Паулюс очень подозрительно спросил меня:

– Что же именно вы можете предложить мне?

– Сейчас чудесная погода. Следует немного развеяться. Прогулка в лес за грибами, надеюсь, освежит вас. Воюя с Россией, вы, наверное, так и не видели настоящего русского леса.

– Позволено ли Адамсу сопровождать меня?

– Адамс вам не помешает, – ответил я…

На стареньком «газике» мы выехали подальше от Суздаля, с нами не было никакой охраны, ни я, ни солдат-шофер не имели оружия. Вся наша компания была облачена в простонародные ватники, каждый имел лукошко. Паулюс при очках и в ватнике напоминал не фельдмаршала грозной 6-й армии, дотянувшейся до Сталинграда, а бедного сельского учителя, весьма далекого от служения Марсу. Глядя на то, как он радовался каждому рыжику или опятам, я тоже забыл, что передо мною человек, стратегически разработавший для Гитлера коварный план нападения на нашу страну. Потом мы собрались в кружок на поляне, хвастаясь трофеями, на костре готовили скудный ужин, и все в этот день было чудесно… Паулюс неожиданно сказал:

– Странно, что сегодня меня никто не конвоирует.

– Позвольте, я отконвоирую вас… недалеко.

Мы отошли от костра. Я рассказал Паулюсу, что Геббельс и его подручные убедили немцев, будто все пленные в «котле» Сталинграда давно убиты или заморожены в диких лесах Сибири. Немцы из состава 6-й армии постоянно пишут письма на родину. Красный Крест пытается переправить их по адресам, но письма перехватываются гестапо, а полное молчание еще более утверждает версию Геббельса о том, что все немецкие солдаты в русском плену уничтожены… Паулюс сухо кивнул:

– Я об этом догадывался. Каков, по вашему мнению, выход?

Я пояснил: наша авиация дальнего действия не раз сбрасывала письма немецких пленных «по адресам» – прямо над Берлином или над Дрезденом, но их собирала городская полиция.

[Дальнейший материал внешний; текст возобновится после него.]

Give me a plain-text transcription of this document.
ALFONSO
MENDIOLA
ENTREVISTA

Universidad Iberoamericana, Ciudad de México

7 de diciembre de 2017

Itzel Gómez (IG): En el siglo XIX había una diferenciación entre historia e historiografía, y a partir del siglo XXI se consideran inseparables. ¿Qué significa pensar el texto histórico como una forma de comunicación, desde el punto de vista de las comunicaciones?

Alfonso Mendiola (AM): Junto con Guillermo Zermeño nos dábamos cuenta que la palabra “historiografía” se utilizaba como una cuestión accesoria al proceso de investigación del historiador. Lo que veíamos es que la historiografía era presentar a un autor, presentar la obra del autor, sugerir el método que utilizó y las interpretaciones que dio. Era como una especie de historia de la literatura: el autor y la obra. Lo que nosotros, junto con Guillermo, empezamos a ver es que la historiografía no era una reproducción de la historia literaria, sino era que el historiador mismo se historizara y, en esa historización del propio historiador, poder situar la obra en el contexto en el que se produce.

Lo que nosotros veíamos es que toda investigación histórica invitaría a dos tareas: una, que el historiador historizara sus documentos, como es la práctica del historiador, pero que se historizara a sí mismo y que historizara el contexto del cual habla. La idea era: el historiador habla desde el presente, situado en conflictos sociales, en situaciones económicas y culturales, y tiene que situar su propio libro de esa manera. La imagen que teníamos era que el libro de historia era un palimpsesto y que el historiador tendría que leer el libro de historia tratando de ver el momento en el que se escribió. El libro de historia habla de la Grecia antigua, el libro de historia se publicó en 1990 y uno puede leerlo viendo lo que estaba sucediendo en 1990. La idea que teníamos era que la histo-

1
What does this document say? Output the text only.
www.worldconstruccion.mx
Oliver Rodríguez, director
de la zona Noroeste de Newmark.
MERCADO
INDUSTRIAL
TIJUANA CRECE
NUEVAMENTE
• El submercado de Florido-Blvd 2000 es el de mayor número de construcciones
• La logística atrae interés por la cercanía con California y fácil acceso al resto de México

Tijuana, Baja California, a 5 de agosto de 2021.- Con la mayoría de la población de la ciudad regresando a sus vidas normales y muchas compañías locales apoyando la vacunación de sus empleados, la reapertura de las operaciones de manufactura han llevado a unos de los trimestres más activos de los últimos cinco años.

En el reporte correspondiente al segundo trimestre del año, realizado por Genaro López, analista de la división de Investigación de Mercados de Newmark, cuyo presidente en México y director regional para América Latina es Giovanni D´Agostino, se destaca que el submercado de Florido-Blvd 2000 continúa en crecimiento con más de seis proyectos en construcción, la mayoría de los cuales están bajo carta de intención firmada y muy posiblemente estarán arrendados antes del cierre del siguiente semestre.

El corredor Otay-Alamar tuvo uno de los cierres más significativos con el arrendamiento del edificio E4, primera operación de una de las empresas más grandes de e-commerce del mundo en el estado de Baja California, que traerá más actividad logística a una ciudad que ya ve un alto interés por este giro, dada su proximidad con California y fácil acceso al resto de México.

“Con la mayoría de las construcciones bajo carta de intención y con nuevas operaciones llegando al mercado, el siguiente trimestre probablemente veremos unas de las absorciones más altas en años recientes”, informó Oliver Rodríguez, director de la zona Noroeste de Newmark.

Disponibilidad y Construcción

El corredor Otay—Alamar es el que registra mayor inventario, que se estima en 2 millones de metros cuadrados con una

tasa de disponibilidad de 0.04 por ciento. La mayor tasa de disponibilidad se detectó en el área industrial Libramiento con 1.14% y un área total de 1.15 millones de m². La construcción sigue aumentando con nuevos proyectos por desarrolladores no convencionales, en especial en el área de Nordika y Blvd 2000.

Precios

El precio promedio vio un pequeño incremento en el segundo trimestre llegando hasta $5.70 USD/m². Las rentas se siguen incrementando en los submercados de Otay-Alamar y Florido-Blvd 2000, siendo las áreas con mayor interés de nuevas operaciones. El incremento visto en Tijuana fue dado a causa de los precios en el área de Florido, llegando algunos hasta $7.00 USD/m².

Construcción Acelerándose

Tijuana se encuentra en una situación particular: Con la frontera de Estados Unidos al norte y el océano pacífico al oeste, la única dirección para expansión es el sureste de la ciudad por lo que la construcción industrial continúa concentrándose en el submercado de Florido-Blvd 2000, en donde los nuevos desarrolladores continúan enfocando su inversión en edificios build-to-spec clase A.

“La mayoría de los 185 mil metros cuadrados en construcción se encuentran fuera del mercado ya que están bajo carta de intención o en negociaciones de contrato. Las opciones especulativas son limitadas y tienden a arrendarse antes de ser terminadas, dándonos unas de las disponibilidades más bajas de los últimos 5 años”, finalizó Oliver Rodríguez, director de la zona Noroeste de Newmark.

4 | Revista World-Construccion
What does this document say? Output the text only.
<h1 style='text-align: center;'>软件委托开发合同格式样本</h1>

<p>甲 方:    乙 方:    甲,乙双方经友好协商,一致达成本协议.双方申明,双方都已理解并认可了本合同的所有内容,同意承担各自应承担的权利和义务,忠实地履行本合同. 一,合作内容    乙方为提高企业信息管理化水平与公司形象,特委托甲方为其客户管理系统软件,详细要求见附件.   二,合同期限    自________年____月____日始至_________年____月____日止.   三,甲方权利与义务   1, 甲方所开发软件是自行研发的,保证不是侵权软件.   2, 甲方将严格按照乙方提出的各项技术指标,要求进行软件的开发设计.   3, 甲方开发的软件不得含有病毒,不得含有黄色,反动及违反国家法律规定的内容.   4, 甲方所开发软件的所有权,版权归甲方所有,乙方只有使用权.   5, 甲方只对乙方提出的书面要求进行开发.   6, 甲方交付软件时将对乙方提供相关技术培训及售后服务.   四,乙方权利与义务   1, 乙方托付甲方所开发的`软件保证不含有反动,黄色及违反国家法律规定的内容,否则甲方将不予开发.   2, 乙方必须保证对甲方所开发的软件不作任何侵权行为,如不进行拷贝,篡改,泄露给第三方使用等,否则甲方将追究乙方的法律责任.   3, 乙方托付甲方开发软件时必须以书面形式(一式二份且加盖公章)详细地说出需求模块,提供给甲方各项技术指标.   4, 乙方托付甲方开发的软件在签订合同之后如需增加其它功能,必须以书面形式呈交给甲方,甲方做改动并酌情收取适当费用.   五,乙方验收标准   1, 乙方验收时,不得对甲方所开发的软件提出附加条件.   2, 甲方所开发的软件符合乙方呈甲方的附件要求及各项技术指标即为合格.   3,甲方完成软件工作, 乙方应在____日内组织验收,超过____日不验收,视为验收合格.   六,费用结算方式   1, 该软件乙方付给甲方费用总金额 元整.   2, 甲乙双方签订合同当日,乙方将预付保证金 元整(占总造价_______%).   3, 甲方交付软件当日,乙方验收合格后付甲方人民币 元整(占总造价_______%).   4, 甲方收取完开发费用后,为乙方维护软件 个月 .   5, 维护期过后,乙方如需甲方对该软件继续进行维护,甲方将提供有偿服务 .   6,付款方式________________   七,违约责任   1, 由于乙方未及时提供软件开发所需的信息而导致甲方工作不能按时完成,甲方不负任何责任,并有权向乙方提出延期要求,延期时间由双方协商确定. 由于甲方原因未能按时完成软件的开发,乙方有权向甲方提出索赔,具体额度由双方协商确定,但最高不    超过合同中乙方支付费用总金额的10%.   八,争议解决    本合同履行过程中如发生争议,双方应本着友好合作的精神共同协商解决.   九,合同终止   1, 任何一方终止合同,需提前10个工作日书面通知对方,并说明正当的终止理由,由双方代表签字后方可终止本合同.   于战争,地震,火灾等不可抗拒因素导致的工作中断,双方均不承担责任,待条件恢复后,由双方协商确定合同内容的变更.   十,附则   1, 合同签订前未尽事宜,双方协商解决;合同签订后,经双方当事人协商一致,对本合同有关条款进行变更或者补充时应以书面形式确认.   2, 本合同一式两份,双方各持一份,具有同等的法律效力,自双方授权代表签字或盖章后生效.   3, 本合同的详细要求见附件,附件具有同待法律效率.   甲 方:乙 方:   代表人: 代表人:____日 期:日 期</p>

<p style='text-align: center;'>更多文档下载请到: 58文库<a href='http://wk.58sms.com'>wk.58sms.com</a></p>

– Впрочем, – сказал я, – какая-то часть писем все же дошла до родственников, когда мы стали «бомбить» конвертами не Германию, а Венгрию, Чехословакию или Румынию… Понятно, что за вашей семьей в Берлине на Альтенштайнштрассе установлено особое наблюдение, и нужны особые методы, чтобы ваше письмо дошло до жены, а письмо жены дошло до вас.

Паулюс долго и напряженно молчал. Думал.

– Я глубоко сожалею о том, что моя семья не имеет обо мне никаких известий, кроме пошлого вранья, исходящего от фюрера. Но… что я могу сделать в условиях своего заточения?

– А вы напишите жене, и будьте уверены, что наша разведка вручит письмо лично ей в руки. У нас есть люди, чувствующие себя в Берлине столь же хорошо, как и в Москве, и они скорее пойдут на смерть, но никакого промаха не допустят.

– Догадываюсь, как это будет трудно…

Письмо было отправлено. Потянулось время – мучительное для Паулюса (и для меня тоже). Наконец однажды фельдмаршала пригласили в канцелярию лагеря. Новиков протянул ему конверт:

– Узнаете почерк, господин фельдмаршал?

– Да, почерк моей жены.

– Это для вас. Сугубо личное. Можете взять его…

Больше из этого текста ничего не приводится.